Evaluation adressée aux élèves pour vérifier la conceptualisation ou l’appropriation du concept de « ville » ou espace urbain.
DAKAR : UNE ABERRATION DE LA DÉCENTRALISATION SENEGALAISE
Si l’un des objectifs assignés à la décentralisation sénégalaise était de favoriser une meilleure distribution des hommes et des biens et services sur l’ensemble du territoire national, tel n’est pas le cas au vu de la configuration actuelle et du rôle que Dakar joue et continuera de jouer dans le tissu socio-économique du pays(…). On observe aussi que 70 % de la population vivent dans le tiers occidental du pays, dont 39 % résident dans les 36 communes que compte cette partie du territoire. En ajoutant à ce sous-ensemble, la région de Ziguinchor, les départements de Sédhiou, Kébémer, Louga et Dagana, sa population représente 82,6 % sur 33,5 % du territoire national.

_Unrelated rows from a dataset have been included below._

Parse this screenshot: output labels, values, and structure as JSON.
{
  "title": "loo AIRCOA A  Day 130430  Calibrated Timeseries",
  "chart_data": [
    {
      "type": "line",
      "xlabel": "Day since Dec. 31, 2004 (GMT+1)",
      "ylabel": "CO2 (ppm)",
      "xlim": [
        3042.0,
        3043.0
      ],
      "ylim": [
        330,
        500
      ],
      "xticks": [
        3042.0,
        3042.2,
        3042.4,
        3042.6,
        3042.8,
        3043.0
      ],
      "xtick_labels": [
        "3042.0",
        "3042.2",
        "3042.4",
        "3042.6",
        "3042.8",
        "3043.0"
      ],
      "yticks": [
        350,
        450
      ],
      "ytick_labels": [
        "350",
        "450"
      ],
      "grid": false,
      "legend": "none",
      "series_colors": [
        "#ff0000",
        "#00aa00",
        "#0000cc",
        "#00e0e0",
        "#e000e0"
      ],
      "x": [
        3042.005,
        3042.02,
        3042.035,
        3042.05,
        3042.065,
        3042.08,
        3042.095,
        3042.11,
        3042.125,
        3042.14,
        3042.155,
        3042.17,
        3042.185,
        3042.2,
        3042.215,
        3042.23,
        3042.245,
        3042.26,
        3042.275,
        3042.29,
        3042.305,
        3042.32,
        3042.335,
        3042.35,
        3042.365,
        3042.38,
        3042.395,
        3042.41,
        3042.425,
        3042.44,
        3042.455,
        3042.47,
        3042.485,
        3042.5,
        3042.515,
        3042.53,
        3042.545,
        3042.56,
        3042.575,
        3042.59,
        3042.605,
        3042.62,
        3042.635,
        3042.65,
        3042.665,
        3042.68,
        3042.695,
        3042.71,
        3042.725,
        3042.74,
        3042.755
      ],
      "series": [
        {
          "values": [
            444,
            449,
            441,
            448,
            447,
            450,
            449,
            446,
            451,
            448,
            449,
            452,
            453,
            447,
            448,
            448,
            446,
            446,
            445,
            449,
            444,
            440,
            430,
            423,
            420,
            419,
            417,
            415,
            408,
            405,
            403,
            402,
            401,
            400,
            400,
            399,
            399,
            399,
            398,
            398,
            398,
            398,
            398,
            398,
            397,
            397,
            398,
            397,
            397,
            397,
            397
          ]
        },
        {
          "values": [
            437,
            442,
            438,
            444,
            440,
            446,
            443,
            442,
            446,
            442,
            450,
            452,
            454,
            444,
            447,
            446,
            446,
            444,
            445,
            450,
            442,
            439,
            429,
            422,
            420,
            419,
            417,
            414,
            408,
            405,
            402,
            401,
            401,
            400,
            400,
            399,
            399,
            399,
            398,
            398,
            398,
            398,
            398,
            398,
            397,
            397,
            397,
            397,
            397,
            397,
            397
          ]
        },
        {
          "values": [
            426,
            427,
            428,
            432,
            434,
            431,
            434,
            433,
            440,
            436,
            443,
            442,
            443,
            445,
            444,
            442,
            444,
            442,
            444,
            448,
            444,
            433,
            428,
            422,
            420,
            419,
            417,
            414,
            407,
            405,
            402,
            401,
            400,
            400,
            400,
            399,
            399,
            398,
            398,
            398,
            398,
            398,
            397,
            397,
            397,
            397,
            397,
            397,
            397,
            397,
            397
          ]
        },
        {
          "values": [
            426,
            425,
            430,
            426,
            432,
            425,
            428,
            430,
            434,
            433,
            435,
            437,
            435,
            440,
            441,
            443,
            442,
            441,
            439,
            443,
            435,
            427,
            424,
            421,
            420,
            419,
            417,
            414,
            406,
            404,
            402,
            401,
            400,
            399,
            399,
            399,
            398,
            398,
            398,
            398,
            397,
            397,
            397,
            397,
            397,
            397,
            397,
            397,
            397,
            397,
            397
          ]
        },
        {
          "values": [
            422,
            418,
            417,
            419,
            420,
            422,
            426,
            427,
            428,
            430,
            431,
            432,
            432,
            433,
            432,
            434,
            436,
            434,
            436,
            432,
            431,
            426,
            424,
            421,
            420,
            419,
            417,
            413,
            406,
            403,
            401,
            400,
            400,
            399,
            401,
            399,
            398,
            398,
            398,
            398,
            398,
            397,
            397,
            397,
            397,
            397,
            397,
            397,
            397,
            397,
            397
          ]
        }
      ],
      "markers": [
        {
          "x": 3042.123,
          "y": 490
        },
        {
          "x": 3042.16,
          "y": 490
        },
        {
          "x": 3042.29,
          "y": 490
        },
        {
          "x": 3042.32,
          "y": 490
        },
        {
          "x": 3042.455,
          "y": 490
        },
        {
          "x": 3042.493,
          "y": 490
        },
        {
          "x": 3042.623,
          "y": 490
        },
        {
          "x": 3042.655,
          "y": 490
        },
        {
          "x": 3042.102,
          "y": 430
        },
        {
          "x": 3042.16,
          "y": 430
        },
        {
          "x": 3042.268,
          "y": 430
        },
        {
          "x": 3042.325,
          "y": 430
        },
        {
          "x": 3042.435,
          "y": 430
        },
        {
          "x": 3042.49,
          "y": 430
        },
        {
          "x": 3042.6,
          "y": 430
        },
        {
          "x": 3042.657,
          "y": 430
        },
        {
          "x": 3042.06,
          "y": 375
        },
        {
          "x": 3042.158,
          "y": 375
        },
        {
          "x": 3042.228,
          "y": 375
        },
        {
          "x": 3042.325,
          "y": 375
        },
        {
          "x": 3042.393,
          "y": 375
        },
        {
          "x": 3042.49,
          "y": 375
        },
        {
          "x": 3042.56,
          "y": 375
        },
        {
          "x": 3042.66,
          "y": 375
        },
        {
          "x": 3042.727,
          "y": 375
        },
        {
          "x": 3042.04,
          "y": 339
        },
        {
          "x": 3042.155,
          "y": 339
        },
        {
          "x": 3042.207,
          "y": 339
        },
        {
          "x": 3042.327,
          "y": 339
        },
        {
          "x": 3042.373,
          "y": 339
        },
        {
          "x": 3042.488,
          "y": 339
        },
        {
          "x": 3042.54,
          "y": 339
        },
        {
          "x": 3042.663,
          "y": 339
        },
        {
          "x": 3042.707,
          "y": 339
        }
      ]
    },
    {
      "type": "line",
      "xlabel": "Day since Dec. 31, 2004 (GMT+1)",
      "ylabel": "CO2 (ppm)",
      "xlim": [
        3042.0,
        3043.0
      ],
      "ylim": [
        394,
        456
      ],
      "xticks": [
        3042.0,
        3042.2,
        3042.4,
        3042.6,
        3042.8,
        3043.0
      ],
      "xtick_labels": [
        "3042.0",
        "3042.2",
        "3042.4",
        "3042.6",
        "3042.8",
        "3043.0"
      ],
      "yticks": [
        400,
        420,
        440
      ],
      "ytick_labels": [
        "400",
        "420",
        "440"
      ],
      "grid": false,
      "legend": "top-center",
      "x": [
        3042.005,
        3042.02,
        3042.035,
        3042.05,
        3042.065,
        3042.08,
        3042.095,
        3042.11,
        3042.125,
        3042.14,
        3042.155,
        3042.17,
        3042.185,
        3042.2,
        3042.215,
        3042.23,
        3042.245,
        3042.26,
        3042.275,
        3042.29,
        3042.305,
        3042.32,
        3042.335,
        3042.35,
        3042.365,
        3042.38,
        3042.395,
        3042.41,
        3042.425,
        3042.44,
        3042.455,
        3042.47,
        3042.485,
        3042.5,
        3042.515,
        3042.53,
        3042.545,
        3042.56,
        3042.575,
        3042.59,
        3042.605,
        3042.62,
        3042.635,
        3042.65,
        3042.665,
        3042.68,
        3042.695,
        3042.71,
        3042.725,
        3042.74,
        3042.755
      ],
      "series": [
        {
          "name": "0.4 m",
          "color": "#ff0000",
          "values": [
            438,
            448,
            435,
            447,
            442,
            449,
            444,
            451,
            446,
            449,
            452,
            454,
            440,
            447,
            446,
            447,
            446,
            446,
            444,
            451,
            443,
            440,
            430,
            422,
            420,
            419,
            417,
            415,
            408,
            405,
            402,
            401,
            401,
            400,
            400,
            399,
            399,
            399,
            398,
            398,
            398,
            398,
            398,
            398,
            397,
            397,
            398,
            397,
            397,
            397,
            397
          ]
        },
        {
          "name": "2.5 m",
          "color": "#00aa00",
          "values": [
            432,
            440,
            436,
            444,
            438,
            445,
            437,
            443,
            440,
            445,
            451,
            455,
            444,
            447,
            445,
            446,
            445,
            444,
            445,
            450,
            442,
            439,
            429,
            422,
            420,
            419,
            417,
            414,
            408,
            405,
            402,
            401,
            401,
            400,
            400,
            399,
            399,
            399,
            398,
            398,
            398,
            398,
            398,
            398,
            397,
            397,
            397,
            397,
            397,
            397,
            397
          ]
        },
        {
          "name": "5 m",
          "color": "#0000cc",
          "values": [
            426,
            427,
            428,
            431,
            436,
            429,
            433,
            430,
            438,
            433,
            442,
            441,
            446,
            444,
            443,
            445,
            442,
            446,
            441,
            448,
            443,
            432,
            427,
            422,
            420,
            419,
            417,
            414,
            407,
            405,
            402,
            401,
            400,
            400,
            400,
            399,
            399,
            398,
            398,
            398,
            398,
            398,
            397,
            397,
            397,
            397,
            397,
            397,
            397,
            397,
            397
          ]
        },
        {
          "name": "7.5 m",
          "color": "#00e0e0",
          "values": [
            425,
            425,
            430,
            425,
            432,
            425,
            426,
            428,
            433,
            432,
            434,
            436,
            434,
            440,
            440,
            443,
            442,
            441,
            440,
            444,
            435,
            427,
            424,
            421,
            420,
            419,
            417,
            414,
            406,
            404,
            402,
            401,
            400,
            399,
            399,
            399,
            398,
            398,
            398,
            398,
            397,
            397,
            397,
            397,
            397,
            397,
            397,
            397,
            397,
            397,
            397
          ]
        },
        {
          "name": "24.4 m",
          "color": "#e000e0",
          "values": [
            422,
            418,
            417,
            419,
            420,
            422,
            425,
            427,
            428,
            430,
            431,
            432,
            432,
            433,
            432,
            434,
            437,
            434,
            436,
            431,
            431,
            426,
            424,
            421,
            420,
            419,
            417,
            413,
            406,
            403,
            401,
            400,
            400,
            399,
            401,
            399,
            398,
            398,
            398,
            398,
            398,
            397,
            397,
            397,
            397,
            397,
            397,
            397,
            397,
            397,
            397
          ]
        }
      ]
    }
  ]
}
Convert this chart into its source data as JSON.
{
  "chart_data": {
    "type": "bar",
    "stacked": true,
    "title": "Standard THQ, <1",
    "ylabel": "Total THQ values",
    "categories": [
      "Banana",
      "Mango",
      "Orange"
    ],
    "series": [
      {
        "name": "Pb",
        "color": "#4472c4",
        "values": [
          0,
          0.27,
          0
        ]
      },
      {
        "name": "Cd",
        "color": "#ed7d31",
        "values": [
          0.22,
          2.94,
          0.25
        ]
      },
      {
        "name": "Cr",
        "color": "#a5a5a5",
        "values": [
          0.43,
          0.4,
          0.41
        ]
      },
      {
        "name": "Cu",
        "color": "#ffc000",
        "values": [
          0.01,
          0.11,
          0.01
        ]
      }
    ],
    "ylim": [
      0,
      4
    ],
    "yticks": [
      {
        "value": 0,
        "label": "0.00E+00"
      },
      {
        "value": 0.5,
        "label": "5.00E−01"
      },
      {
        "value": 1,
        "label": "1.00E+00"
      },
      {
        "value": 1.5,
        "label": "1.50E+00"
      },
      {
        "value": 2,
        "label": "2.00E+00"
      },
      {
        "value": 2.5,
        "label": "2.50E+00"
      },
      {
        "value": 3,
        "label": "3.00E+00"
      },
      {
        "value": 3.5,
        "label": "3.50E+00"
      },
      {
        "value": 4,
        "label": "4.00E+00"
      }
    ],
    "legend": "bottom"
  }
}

Ce déséquilibre devient encore plus flagrant si l’on compare Dakar au reste du pays. La région de Dakar, avec seulement 0,3 % du territoire, concentre à elle seule plus de 22 % de la population totale, soit un Sénégalais sur cinq. C’est aussi la région la plus densément peuplée avec 4147 habitants au km2 contre seulement 11 habitants au km2 pour la région de Tambacounda. En effet, sur ce plan, la région de Dakar concentre aussi plus de 50 % des artisans, 95 % des entreprises industrielles et commerciales, (…) Tout ceci encourage les gens à venir à Dakar parce qu’en dehors de Dakar, il n’y a rien (…).
Cette partie de la ville concentre aussi le siège des 20 établissements d’assurance du pays, ainsi que le siège social des neuf plus grandes banques du Sénégal. Tout cela fait que plus de 95 % du tissu productif du pays soit concentré à Dakar et dans les régions adjacentes. Cette situation a amené certains auteurs à parler de « Sénégal utile » ou de « Sénégal utilisé » ou encore de « Sénégal structuré » par opposition à la partie « désertique » du pays (…).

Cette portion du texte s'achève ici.